Wednesday, July 16, 2014
Like a glittering prize
I’m so over that now. The thrill of putting out plastic Matey bubble-bath bottles for its own sake has dulled. Prizes would help reinvigorate the whole process, and create an upswing in the amount and quality of everyone’s recycling, and help save this whole goddamn planet of ours. I’d certainly not have chucked that hard-to-clean Nutella jar in the dustbin if there’d been points at stake.
I suspect that my idea will eventually lead to a major award, presented by David Attenborough. But I’m just going to focus for now on the recycling competition categories I think I’d do well in. Let’s start with those Matey bottles, the ones in the form of a sailor, pirate, or mermaid. Or the rarer parrot. Our house is the world’s archive for those bottles. I have probably singlehandedly made a whole fleet of politicians’ aeroplanes, if planes are made from recycled plastic, how would I know, out of Matey bottles. Yet I just looked in the bathroom and we still have fourteen. I will put them out this week.
I am also a dab hand at getting shot of important papers that look like rubbish. Was it Tolstoy whose maid used his manuscript for kindling? Or Samuel Johnson? I get those long-hand pen guys a bit muddled. But anyway, I am in that maid’s league. Members of my family are always saying, “Has anyone seen that phone bill/homework/decree nisi that I left on the table?” Then they have the cheek to complain as I quietly retrieve said document from the paper box. Only a few times has it been actively too late, the little Trumpton recycling truck being too far away to run after.
The big trophy, of course, will come for my natural talents in the cardboard category. “There’s no more room,” less serious competitors might say, on seeing a bag overflowing with cereal packets. They might even consider a supplementary bag – usually a plastic one from Waitrose, but sometimes a paper bag, as if that makes it better. They have already lost. Stand back, I will say. Let an expert through. One time, we missed a recycling collection, and nonetheless the following week I still managed to cram all the cardboard into the one bag. I squeezed toilet roll tubes into places the bag didn’t even know it had places. When I held the bag upside down and banged its bottom, nothing budged. I reckon that effort alone will make up for any UK politicians who are jetting off to the forthcoming climate change summit in New York.
Beth Miller. Published in Viva Lewes July 2014, and in vivalewes.com. Illustration by Michael Munday.
Tuesday, April 28, 2009
That's why they call me Second Hand Rose

Southover High Street is the best location for this sport. Every fortnight when the boxes come out, there’s a smile on my lips as I amble along, peering in all the gratifyingly open glass recycling bags. Ooh, that’s a really huge bottle of vodka: did it take them all year to finish or was it downed it in one wild blast of a night? And blimey, look at those cheeky little empty sauvignon blancs. Another party I wasn’t invited to.

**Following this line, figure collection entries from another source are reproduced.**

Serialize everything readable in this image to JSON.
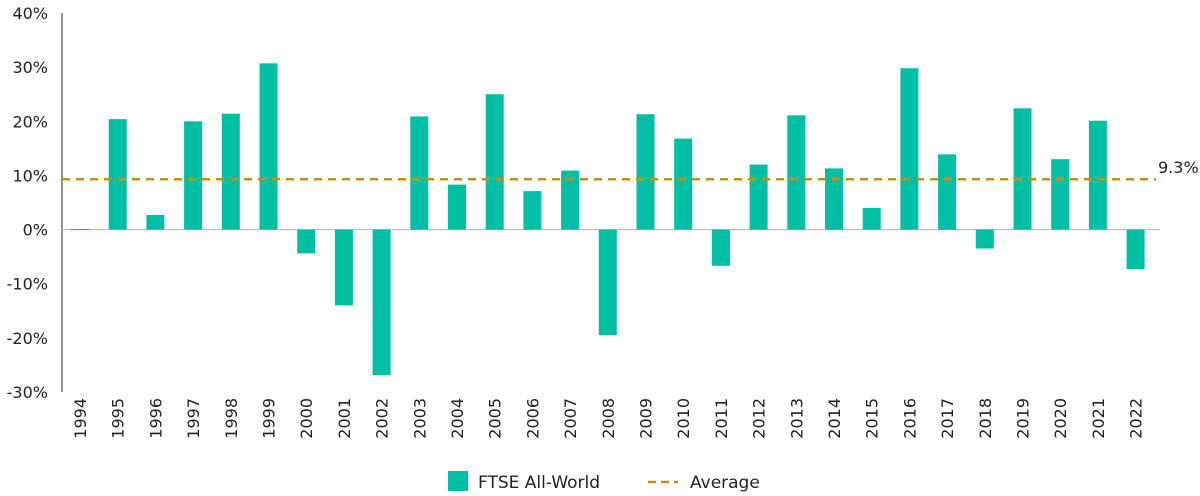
{
  "chart_data": {
    "type": "bar",
    "categories": [
      "1994",
      "1995",
      "1996",
      "1997",
      "1998",
      "1999",
      "2000",
      "2001",
      "2002",
      "2003",
      "2004",
      "2005",
      "2006",
      "2007",
      "2008",
      "2009",
      "2010",
      "2011",
      "2012",
      "2013",
      "2014",
      "2015",
      "2016",
      "2017",
      "2018",
      "2019",
      "2020",
      "2021",
      "2022"
    ],
    "series": [
      {
        "name": "FTSE All-World",
        "color": "#00bfa5",
        "values": [
          0.1,
          20.4,
          2.7,
          20.0,
          21.4,
          30.7,
          -4.4,
          -14.0,
          -26.9,
          20.9,
          8.3,
          25.0,
          7.1,
          10.9,
          -19.5,
          21.3,
          16.8,
          -6.7,
          12.0,
          21.1,
          11.3,
          4.0,
          29.8,
          13.9,
          -3.5,
          22.4,
          13.0,
          20.1,
          -7.3
        ]
      }
    ],
    "average": {
      "name": "Average",
      "value": 9.3,
      "label": "9.3%",
      "color": "#c8900a"
    },
    "y_ticks": [
      {
        "value": 40,
        "label": "40%"
      },
      {
        "value": 30,
        "label": "30%"
      },
      {
        "value": 20,
        "label": "20%"
      },
      {
        "value": 10,
        "label": "10%"
      },
      {
        "value": 0,
        "label": "0%"
      },
      {
        "value": -10,
        "label": "-10%"
      },
      {
        "value": -20,
        "label": "-20%"
      },
      {
        "value": -30,
        "label": "-30%"
      }
    ],
    "ylim": [
      -30,
      40
    ],
    "grid": false,
    "legend_position": "bottom-center"
  }
}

Ah yes, Southover residents, you’ll think more carefully about making sure the jam jars are on top of the meths bottles in future, won’t you?
The paper and plastics boxes aren’t so intriguing, as they tend to be covered up and you’re not allowed to open them. That wouldn’t be a fun light-hearted amusement; that would be downright creepy, as the magistrate explained to me the other day. But it’s fair game when the weedy little lids get blown away by a breath of wind, as they so often do. Then you can have a good old squint at who’s been sneakily buying Hello! rather than reading it at the doctor’s like the rest of us.
You can even work out how they’ll react to you sniffing round their recycling boxes by the newspapers they’ve chucked out. Guardian: they’ll be cool about it, though they may blame society under their breath. Telegraph: they’ll tell me to clear orf, and threaten to let the dogs out. Daily Mail: they’ll cut off my hands.
Lewes is a cracking place to make sweeping statements about social demographics, purely on the basis of its recycling. Is it true, for instance, that Lewes disposes of more cardboard containers of Duchy Originals Sicilian Butter Shortbread per capita than anywhere else in the world? Can it be correct that Lewes is at the bottom of the league for recycling Special Brew cans? Or are these statistics I have just invented?
The clearest community indicators are on the wondrous Lewes Freecycle website, a snapshot of the hearts and minds of the town’s inhabitants. ‘Offered: Bugaboo pushchair, as used by Gwynneth! Good condition but rice-cake crumbs will need shaking out.’ Or ‘Wanted: Bonfire Society jumper. Any society! We’re not fussy! We just want to join in!’
When Aging Lad moved in with his on-off girlfriend last month, I told them about Freecycle and they furnished the entire flat with other people’s cast-offs. When he moved out again, three weeks later, citing irreconcilable levels of commitment, his girlfriend put him on Freecycle. ‘Offered: Antiquated gigolo, 43. Thinks he’s 25. Low expectations advised. From a non-smoking pet-free flat’. She was inundated and is still sifting through the replies, hoping to find him a bad home. If not, she says, he’ll have to go to landfill.